Auch der Gesang kam dabei nicht zu kurz. Für den Gesangspart zuständig war Finja Sellke, die mit ihrer Stimme, gut ausgesteuert durch die Technikcrew mit Ria Hilmer und Niklas John, ausgezeichnet mit den Instrumentalisten harmonierte. Beachtliche 13 Stücke, einschließlich der Zugabe, enthielt der Programmzettel. Einer der Höhepunkte dabei war sicherlich George Gershwins „A Foggy Day“, wobei der Klassiker nur bedingt das spätsommerliche Wetter widerspiegelt. Vom Londoner Nebel war in Hochneukirch am Samstag weit und breit nichts zu sehen. Mit „Don‘t Know Why“ von Jesse Harris hatte die Big-Band ihre Auftritt begonnen. „Birdland“ von Joe Zawinul, eine Hommage an den gleichnamigen New Yorker Jazz-Club und den Spitznamen des Jazz-Saxophonisten Charlie Parker, gehört fast schon zu den Pflichtstücken einer Big-Band. Die jungen Musiker bewiesen anschließend mit „On Broadway“, dass sie durchaus auch im Soul zu Hause sind. Etwas rockiger ging es bei „Cold Duck Time“ von Eddie Harris zu, derweil Gershwin mit „But not for me“ noch einmal bei diesem ersten und letzten Konzert in diesem Jahr im Schmölderpark zu Ehren kam.

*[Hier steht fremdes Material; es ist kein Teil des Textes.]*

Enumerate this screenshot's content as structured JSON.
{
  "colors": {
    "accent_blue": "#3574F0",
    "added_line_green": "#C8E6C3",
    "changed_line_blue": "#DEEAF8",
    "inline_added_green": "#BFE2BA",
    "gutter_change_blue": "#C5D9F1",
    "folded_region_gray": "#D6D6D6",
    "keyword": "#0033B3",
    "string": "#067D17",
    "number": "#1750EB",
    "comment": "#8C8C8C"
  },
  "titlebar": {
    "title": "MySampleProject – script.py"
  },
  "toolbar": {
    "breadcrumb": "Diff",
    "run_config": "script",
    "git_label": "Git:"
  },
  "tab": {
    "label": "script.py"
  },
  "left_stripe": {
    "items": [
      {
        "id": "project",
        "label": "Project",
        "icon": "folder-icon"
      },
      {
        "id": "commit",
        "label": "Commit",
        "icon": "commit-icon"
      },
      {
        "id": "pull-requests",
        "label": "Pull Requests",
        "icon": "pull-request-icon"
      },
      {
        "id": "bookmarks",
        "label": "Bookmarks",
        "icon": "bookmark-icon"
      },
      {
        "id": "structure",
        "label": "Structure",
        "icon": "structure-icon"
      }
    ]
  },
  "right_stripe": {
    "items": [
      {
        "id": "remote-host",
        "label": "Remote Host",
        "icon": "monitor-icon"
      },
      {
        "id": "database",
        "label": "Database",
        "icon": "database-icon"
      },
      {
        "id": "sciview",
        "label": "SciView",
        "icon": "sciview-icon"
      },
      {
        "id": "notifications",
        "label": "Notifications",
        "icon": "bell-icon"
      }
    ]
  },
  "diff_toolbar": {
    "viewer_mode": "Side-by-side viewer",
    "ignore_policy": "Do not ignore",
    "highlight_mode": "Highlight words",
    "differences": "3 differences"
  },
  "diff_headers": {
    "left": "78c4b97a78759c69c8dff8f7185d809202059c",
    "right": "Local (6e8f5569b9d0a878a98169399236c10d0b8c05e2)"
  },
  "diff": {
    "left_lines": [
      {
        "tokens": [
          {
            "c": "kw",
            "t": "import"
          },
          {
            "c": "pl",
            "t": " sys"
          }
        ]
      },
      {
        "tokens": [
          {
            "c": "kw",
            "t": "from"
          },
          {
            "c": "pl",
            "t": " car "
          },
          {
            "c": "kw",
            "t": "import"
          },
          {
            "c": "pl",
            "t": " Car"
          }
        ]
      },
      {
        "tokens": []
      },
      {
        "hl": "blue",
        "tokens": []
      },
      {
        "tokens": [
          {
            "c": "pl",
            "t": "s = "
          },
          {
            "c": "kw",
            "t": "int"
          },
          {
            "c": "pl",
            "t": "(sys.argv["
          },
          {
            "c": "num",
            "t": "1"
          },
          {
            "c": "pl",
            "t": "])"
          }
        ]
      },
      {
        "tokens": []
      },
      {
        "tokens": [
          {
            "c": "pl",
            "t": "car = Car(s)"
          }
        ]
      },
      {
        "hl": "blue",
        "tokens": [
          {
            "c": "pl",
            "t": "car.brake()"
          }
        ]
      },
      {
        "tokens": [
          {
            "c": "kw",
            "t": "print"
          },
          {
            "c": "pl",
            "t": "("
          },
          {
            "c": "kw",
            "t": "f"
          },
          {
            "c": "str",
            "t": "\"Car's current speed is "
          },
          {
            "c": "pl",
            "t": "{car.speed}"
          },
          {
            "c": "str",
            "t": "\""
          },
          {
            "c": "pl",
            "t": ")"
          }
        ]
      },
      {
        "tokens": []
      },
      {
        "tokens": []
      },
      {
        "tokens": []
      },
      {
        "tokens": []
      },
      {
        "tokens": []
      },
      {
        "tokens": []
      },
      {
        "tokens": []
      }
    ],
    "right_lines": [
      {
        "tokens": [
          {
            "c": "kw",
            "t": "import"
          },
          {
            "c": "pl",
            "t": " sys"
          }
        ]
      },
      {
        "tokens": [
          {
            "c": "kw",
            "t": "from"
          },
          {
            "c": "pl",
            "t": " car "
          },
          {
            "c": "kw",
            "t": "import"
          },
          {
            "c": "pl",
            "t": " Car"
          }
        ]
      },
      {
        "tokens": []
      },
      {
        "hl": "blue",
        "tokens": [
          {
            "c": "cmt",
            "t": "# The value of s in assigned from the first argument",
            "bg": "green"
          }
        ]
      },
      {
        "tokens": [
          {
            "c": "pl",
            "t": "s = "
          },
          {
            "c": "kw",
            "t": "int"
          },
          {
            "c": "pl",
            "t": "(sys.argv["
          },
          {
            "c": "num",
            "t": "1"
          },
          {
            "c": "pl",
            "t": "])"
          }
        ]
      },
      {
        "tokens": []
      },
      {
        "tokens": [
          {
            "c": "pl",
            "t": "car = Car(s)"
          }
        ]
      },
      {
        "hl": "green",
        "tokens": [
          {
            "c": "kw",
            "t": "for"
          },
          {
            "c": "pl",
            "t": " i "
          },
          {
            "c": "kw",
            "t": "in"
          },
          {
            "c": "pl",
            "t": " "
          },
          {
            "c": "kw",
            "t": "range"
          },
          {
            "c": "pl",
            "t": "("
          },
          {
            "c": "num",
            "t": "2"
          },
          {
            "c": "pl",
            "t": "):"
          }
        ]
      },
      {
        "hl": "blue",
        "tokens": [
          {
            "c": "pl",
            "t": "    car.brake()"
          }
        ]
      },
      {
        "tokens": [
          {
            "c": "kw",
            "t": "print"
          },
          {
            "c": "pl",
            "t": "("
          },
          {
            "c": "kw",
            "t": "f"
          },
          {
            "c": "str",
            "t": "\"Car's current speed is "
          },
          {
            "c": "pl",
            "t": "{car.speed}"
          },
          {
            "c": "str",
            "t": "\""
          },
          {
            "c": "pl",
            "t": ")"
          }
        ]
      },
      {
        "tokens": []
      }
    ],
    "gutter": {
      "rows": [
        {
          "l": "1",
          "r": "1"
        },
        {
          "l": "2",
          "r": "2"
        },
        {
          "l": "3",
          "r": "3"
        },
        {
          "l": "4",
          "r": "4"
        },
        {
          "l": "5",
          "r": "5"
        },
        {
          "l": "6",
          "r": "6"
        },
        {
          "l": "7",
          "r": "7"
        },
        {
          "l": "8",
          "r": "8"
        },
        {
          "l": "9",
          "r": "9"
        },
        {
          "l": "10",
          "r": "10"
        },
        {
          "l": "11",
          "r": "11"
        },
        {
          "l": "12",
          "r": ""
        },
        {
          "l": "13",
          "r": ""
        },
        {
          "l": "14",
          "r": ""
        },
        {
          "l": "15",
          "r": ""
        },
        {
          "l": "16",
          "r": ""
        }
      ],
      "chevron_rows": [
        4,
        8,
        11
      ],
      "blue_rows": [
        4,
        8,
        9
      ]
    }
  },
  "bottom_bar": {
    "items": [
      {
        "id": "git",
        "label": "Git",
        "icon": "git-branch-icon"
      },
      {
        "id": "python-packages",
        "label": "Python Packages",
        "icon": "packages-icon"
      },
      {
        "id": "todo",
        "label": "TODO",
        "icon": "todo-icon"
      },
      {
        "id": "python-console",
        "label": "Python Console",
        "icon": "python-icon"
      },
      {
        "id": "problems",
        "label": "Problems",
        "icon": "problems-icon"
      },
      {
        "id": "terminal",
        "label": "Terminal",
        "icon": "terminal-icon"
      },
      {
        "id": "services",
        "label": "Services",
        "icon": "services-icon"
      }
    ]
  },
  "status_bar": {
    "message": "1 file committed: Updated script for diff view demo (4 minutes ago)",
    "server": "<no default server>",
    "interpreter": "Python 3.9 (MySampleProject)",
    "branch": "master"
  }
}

Im nächsten Jahr, so hofft Zillikens, werden die Stadt und ihre Partner wieder mit Freiluftveranstaltungen an diesem Ort durchstarten können – und wird auch Pesch sicherlich wieder zu einem Sommerlauf Hochneukirch einladen.

Bürgermeister Harald Zillikens nutzte das Konzert der Big-Band des Gymnasiums zur Werbung für das nächste Auftreten des Ensembles. Die Big-Band wird Mitte Januar beim Neujahrsempfang der Stadt Jüchen in der Peter-Giesen-Halle auftreten. Es könnte einer der letzten Auftritte von Bandleiter Jörg Enderle sein, der nach Zillikens Worten kurz danach in den Ruhestand tritt.